O urbanista Canagé Vilhena, morador de Vargem Grande, enxerga outras falhas na legislação atual. Segundo ele, a lei 188 é confusa e imprecisa ao tratar de loteamentos e condomínios.

— Loteamento é um antigo terreno que foi dividido. A partir disso, as novas unidades são individuais. Já o condomínio é um terreno que não foi dividido, uma propriedade particular, com copropriedades. O parcelamento do solo não prevê copropriedade. Mas aí o artigo 9 da lei 188 diz que, após a regularização, a secretaria deve informar se a ocupação é loteamento, grupamento ou vila. Acontece que esta lei só contempla loteamentos — explica Canagé.

Para ele, as leis de 2015 e 2016 foram criadas com finalidade eleitoreira, já que só beneficiavam as Vargens e Jacarepaguá, áreas muito restritas da cidade. O urbanista é descrente ainda da eficácia da lei 188, alegando que, para dar entrada na regularização, o morador precisa apresentar algum título de propriedade, mesmo que do lote total, o que em muitos casos é impossível e justifica a baixa adesão ao processo de regularização e a ausência quase total de legalizações até aqui. Para Canagé, a melhor solução seria a transformação das áreas a serem legalizadas em AEIS.

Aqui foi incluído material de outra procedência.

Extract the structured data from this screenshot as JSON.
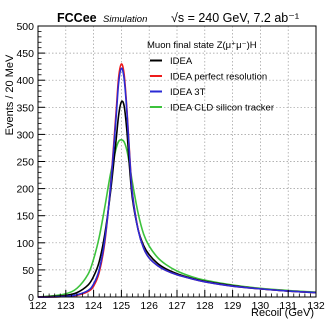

— Na audiência pública, a prefeitura disse que só 20% dos 170 loteamentos que deram entrada nos pedidos conseguiram atender às exigências. Quem não tem título de propriedade não vai conseguir. Era preciso haver um tratamento especial para esses casos, através de AEIS. Outra pendência que pode atrapalhar são os autos de infração. Como são irregulares, os loteamentos devem ter sido multados em algum momento da prefeitura. Será que isso foi pago? Ou está na Dívida Ativa?

Na opinião de Rogerio Appelt, morador de Vargem Grande e membro da comissão de moradores que luta pelas regularizações, as multas não representam uma pendência relevante.

— Como os valores eram pequenos, acho que não prosperaram. E a prefeitura tem prazo para cobrá-los judicialmente— afirma.

Appelt esteve na reunião com a secretária Valéria Hazan na semana passada e definiu o encontro como produtivo. Depois de muitos anos de luta pela regularização, ele compartilha do sentimento de frustração de outros moradores, que não enxergam fim no túnel dos processos administrativos, mas acha que, agora, com a lei 188, as legalizações podem avançar.

— Quando começarem a legalizar de fato, as pessoas devem se motivar a dar entrada nos processos. A verdade é que o debate está acalorado, mas a própria lei federal obriga a prefeitura a resolver esse passivo. É uma demanda antiga, que precisa ser atendida — explica Appelt.